Scale efficiencies shared: "Most companies pursue scale efficiencies, but few share them. It's the sharing that makes the model so powerful." Robustness ratio: measuring value passed to customers against value kept for shareholders as a measure of how hard a business would be to compete against. Destination analysis: focusing on a firm's ultimate trajectory rather than short-term metrics. Longevity of compound: recognizing that durable compounding businesses are systematically underpriced because conventional thinking assumes good things do not last. Equity as permanent capital: viewing equity as the only permanent capital in a company's capital structure.

Domain Expertise

Sleep specialized in identifying business models characterized by "scale efficiencies shared," using Costco as the best example.

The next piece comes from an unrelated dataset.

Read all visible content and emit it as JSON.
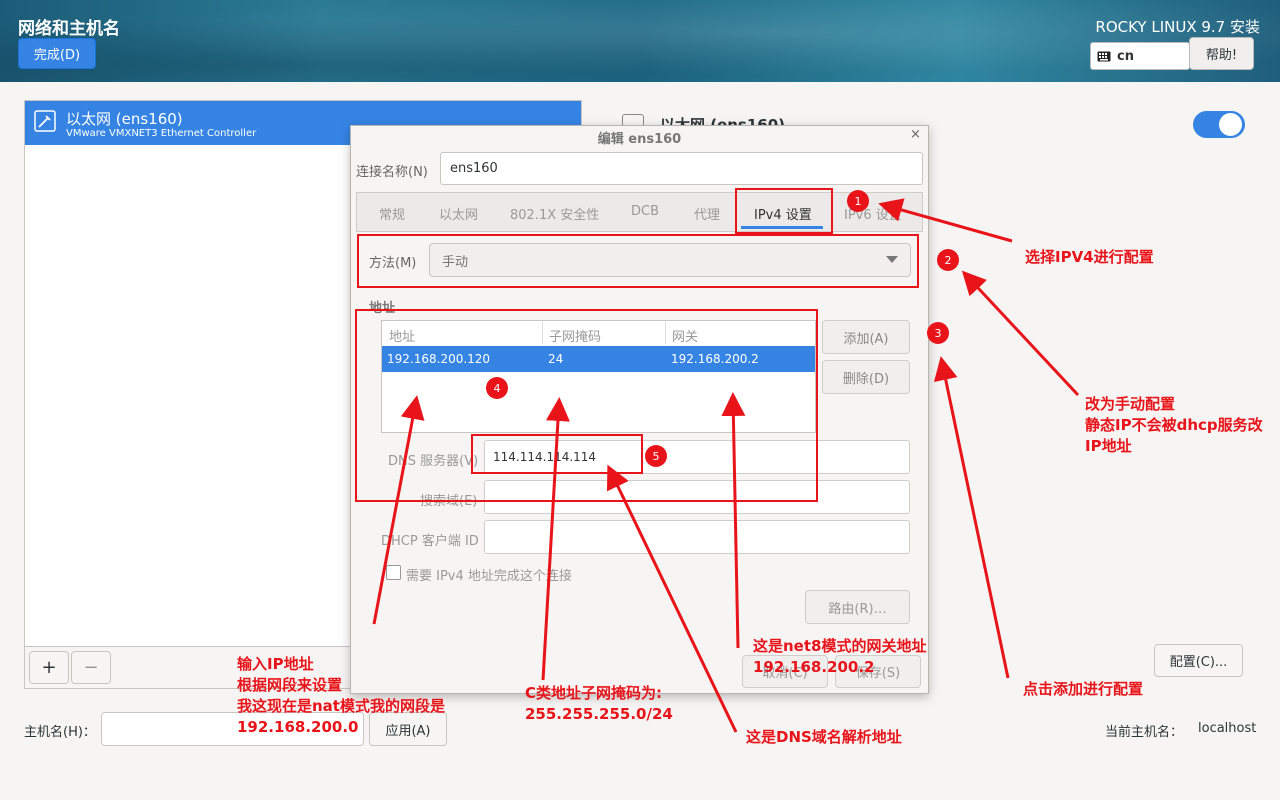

He developed the "robustness ratio" — value passed to customers divided by value kept for shareholders — as a measure of how hard a business would be to compete against, estimating that at Costco "the customer saving is around five dollars, compared to shopping at most supermarkets, for every dollar retained by the company." He contrasted this with the investment industry, noting that "fees can be levied regardless of performance – that's not much of a robustness ratio." His destination focus informed specific investment decisions, keeping Nomad out of US banks and continuing to own Amazon.

Communication Style

Sleep makes points by quoting others, citing Charlie Munger on inaction, gardener Charles Jencks that "understanding requires a certain slowing of time. Why else enter a garden? ... There is a lot to be said for gentle contemplation," and H.O. Hirt on rules. He even joked about a "Nomad Inactivity App" to report Nomad's level of inaction in real time.

Contradictions & Edges

Sleep and Zakaria closed Nomad voluntarily in 2014 after delivering roughly 921% over thirteen years, an act described as deciding "they had made enough," which is unusual in asset management. He rejected diversification as a risk management tool, arguing that owning more stocks raises risk rather than lowering it. He embraced inactivity and low capacity, operating with "few investments, held for long periods."

How to Engage

Focus on the destination rather than annual results, asking whether the destination is secure. Sleep suggested that if an investment could turn $1 into $16, "does it matter if it takes 18 years or 22 years?" Return to basic questions and take simple ideas seriously. Avoid rules-based frameworks that substitute for thinking.